# How to show that the $E[x_i] = \bar{X}$ [duplicate]

I know that $E[x_i] = \sum X_iP_i= \bar{X}$

But I can't quite figure out the probability in the middle step. I can't find any material online to help clarify this. Any suggestions ?

• Usually, the mean is just an estimator for the expectation of a random variable. Are you sure you don't have to prove the mean is an unbiased estimator of the expectation?

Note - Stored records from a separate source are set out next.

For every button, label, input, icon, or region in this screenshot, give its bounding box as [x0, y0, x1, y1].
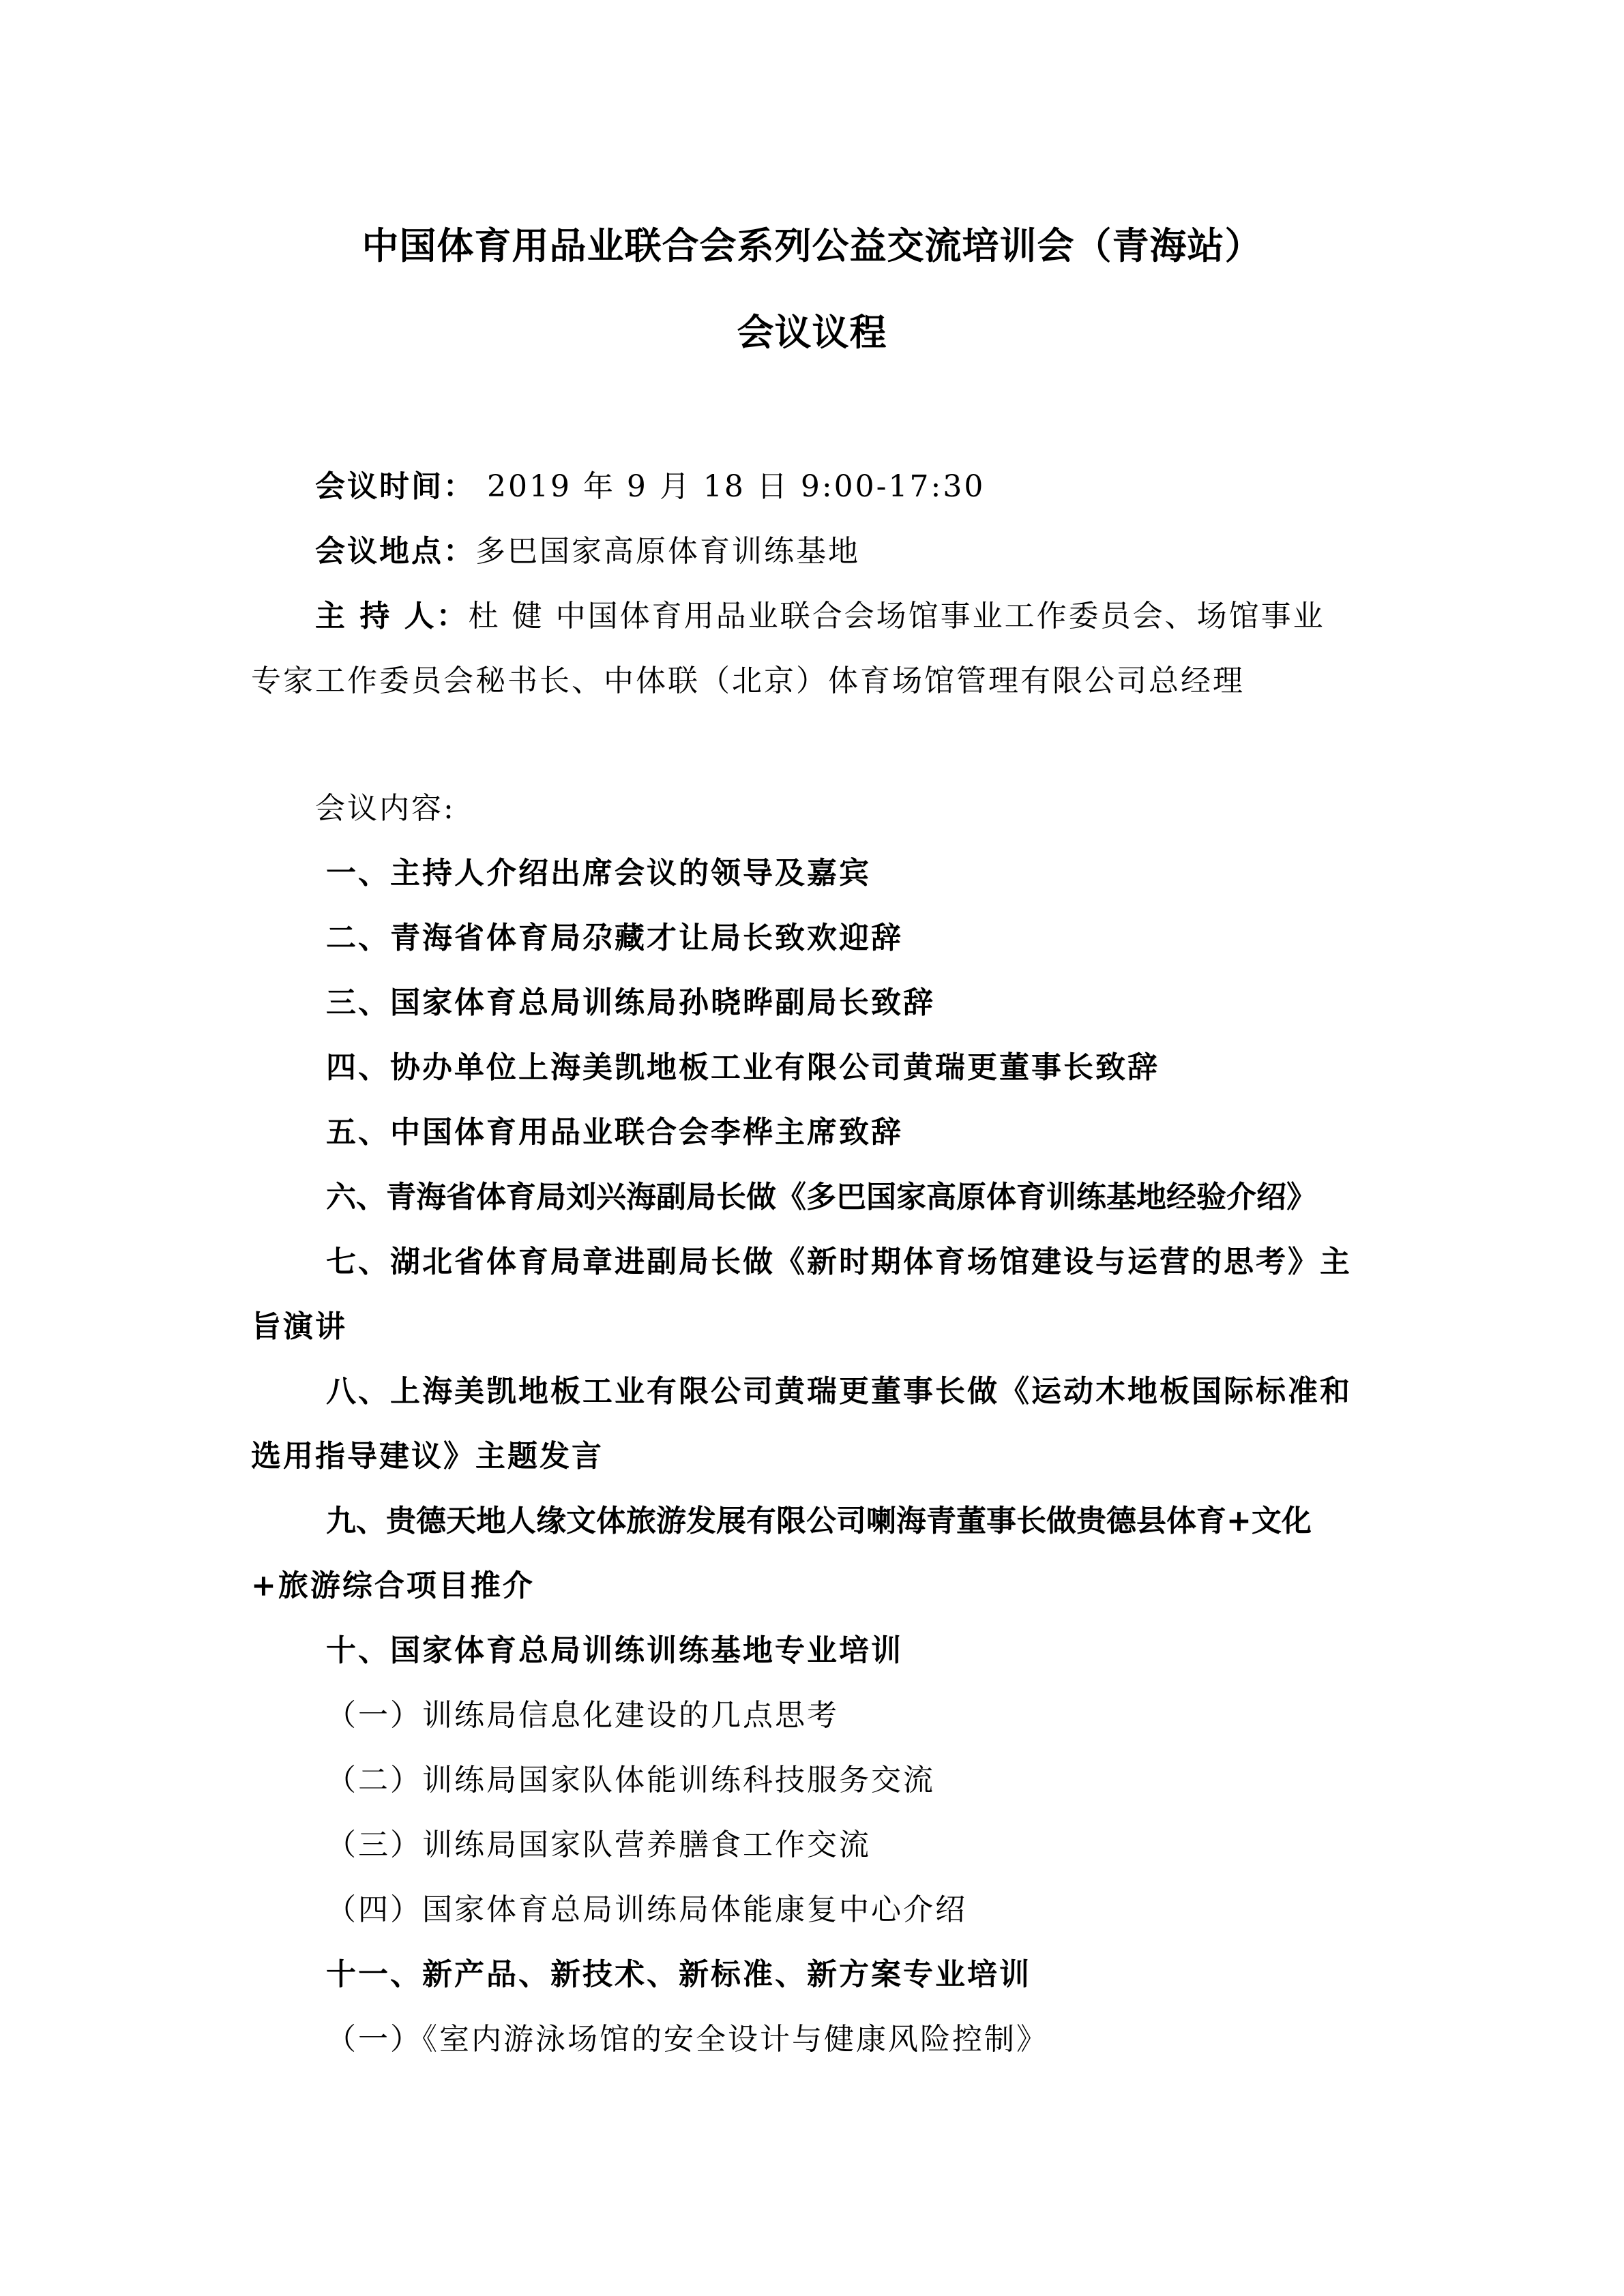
meeting-time: 会议时间： 2019 年 9 月 18 日 9:00-17:30 — [315, 468, 1387, 506]
agenda-item-8-line2: 选用指导建议》主题发言 — [251, 1437, 1387, 1476]
meeting-place-label: 会议地点： — [315, 534, 475, 569]
agenda-item-7-line2: 旨演讲 — [251, 1308, 1387, 1346]
document-subtitle: 会议议程 — [0, 303, 1624, 356]
agenda-item-7-line1: 七、湖北省体育局章进副局长做《新时期体育场馆建设与运营的思考》主 — [326, 1243, 1398, 1281]
document-page: 中国体育用品业联合会系列公益交流培训会（青海站） 会议议程 会议时间： 2019… — [0, 0, 1624, 2296]
agenda-subitem-11-1: （一）《室内游泳场馆的安全设计与健康风险控制》 — [326, 2021, 1398, 2059]
meeting-host-value-line2: 专家工作委员会秘书长、中体联（北京）体育场馆管理有限公司总经理 — [251, 662, 1387, 700]
meeting-time-label: 会议时间： — [315, 469, 475, 504]
agenda-item-6: 六、青海省体育局刘兴海副局长做《多巴国家高原体育训练基地经验介绍》 — [326, 1178, 1398, 1217]
agenda-item-1: 一、主持人介绍出席会议的领导及嘉宾 — [326, 854, 1398, 893]
agenda-item-2: 二、青海省体育局尕藏才让局长致欢迎辞 — [326, 919, 1398, 957]
agenda-item-9-line2: +旅游综合项目推介 — [251, 1567, 1387, 1605]
agenda-subitem-10-3: （三）训练局国家队营养膳食工作交流 — [326, 1826, 1398, 1864]
agenda-item-9-line1: 九、贵德天地人缘文体旅游发展有限公司喇海青董事长做贵德县体育+文化 — [326, 1502, 1398, 1540]
meeting-host-value-line1: 杜 健 中国体育用品业联合会场馆事业工作委员会、场馆事业 — [469, 599, 1325, 633]
meeting-place-value: 多巴国家高原体育训练基地 — [475, 534, 860, 569]
agenda-item-11: 十一、新产品、新技术、新标准、新方案专业培训 — [326, 1956, 1398, 1994]
meeting-time-value: 2019 年 9 月 18 日 9:00-17:30 — [475, 469, 985, 504]
agenda-subitem-10-1: （一）训练局信息化建设的几点思考 — [326, 1697, 1398, 1735]
document-title: 中国体育用品业联合会系列公益交流培训会（青海站） — [0, 217, 1624, 269]
agenda-item-4: 四、协办单位上海美凯地板工业有限公司黄瑞更董事长致辞 — [326, 1049, 1398, 1087]
meeting-host-label: 主 持 人： — [315, 599, 469, 633]
agenda-subitem-10-2: （二）训练局国家队体能训练科技服务交流 — [326, 1761, 1398, 1800]
content-label: 会议内容: — [315, 790, 1387, 828]
agenda-item-8-line1: 八、上海美凯地板工业有限公司黄瑞更董事长做《运动木地板国际标准和 — [326, 1373, 1398, 1411]
agenda-item-3: 三、国家体育总局训练局孙晓晔副局长致辞 — [326, 984, 1398, 1022]
meeting-host: 主 持 人：杜 健 中国体育用品业联合会场馆事业工作委员会、场馆事业 — [315, 597, 1387, 636]
agenda-item-10: 十、国家体育总局训练训练基地专业培训 — [326, 1632, 1398, 1670]
agenda-subitem-10-4: （四）国家体育总局训练局体能康复中心介绍 — [326, 1891, 1398, 1929]
meeting-place: 会议地点：多巴国家高原体育训练基地 — [315, 533, 1387, 571]
agenda-item-5: 五、中国体育用品业联合会李桦主席致辞 — [326, 1114, 1398, 1152]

Apr 5, 2014 at 19:25
• I need to show that the sample mean $\bar{x}$ is an unbiased estimator of $\bar{X}$. I have $E[\bar{x}] = \frac{1}{n} \sum E[x_i]$ Now, I need to evauluate $E[x_i]$ Apr 5, 2014 at 19:27
• Okay, so you are given that $E[x_i]=\overline{X}$ and have tow show the sample mean $\overline{x}$ is unbiased estimator. So, please have a look on my answer! Apr 5, 2014 at 20:05

Usually, in basic statistics one has to prove that the sample mean $\overline{x}$ is an unbiased estimator of the true expectation of a random variable $x_i$. Lets call this true expectation $\mu$. So, you are given $E[x_i]=\mu$ and the sample mean $\overline{x}=\frac{1}{n} \sum_{i=1}^{n} x_i$ as an estimator of the expectation.
In order to show an estimator is unbiased, the expectation of the estimator must be equal to the true expectation. Thus, one wants to prove $E[\overline{x}]=\mu$ and can do this in the following way:
$E[\overline{x}]= E[\frac{1}{n} \sum_{i=1}^{n} x_i] = \frac{1}{n} \sum_{i=1}^{n} E[x_i] = \frac{1}{n} \sum_{i=1}^{n} \mu= \frac{1}{n} n \mu=\frac{n}{n} \mu= \mu$.
At first you plug out the fraction and the sum since they are non-stochastic. Then, you know the expectation of $x_i$ was given as $\mu$. Since $\mu$ is a constant, you can replace the sum by $n$. Eventually, the $n$'s cancel out and you are left with $\mu$. Now, one has shown, the sample mean is an unbiased estimator of the expectation of a random variable.